A SHOCKING new film to be aired on BBC on Saturday reveals how 19 young Donegal men were blown to bits by a sea mine on Ballymanus beach in 1943 despite the local police chief’s foreknowledge the bomb had been drifting off shore for up to three hours prior to the disaster.
‘Ballymanus Disaster’ also reveals how a Fianna Fáil TD and a Roman Catholic priest pressurised relatives of those killed into dropping their calls for an offical inquiry despite the second greatest loss of human life in the Free State during World War II.
Producer Deaglan Ó Mocháin - who works with the Londonderry-based TV firm Dearcán Media - told the Sentinel how the relatives of those who died on Ballymanus beach near Annagry/The Rosses wanted want an officail apology from the state for what this new film reveals to be an official cover-up.

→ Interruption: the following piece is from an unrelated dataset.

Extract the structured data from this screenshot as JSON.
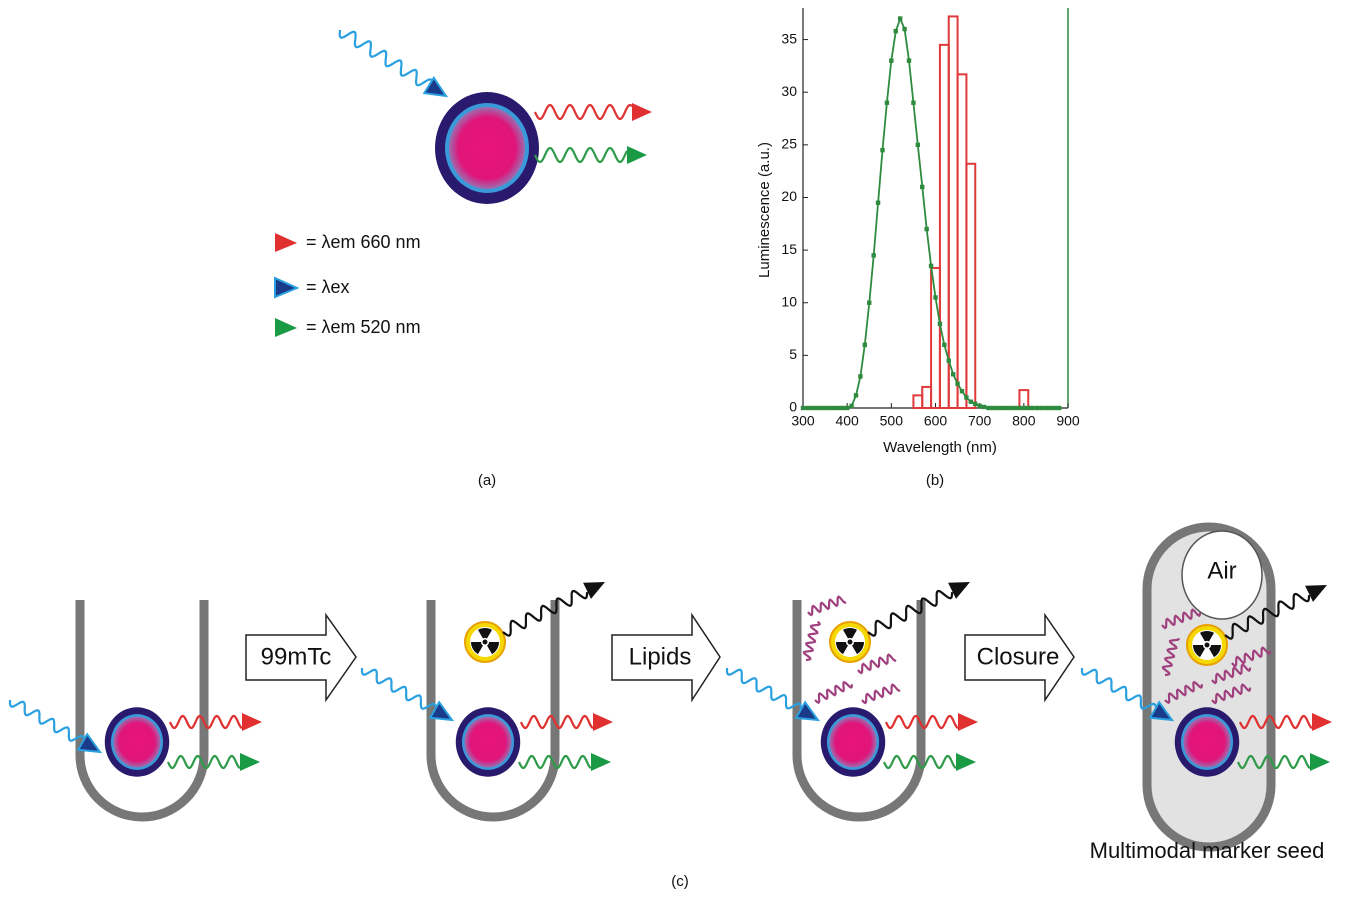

The facts are stark and simple. On May 10, 1943 a sea-mine exploded on Ballymanus beach, a few miles from the village of Mullaghduff.
Nineteen young men from the Donegal Gaeltacht were killed as a result. It was always thought locally that the tragedy could have been averted had the local authorities followed procedures relating to the clearance of mines.
While a number of surviving relatives persist in seeking an apology from the state ‘Ballymanus Disaster’ material demonstrates that a number of prominent locals and senior government figures combined to ensure that the full facts of the incident would never emerge.
Mr Ó Mocháin is from the local area and says it has been largely ignored by the mainstream media despite the heavy death toll.
“19 young men were killed, the second highest loss of life in the south during the entire WWII period (with only the North Strand bombings in Dublin having a higher number of casualties,” he explained.
“What is very interesting about the story is that it is hugely under reported - even in Donegal. I lived a few miles up the road from where it happened (it occurred near Annagry/The Rosses) and had never heard of it.
“We have managed to record the full story for the first time, we interviewed the remaining eye-witnesses and we did a bit of investigative journalism ourselves.
“Apart from the disproportionate human cost in such an isolated and under resourced area, we present evidence of an official cover up into what happened, as well as evidence that prominent locals put pressure on the relatives of those who died to drop demands for an inquiry into what happened,” he continued.
Whilst Mr Ó Mocháin and his team were making the film it became clear that the surviving family members still want answers.
“The relatives would still like to see an apology from the state, as it seems quite clear that a degree of official negligence contributed to the loss of life.
“Basically, the local Gardaí were aware that a sea mine was drifting ashore for over three hours prior to the explosion, and they failed to cordon off the area as per official instructions received by every coastal Garda station in 1941,” he said.
‘The Ballymanus Disaster’ or ‘Tubáiste Bhaile Mhánais’ will air this Saturday on BBC2 at 9.45pm.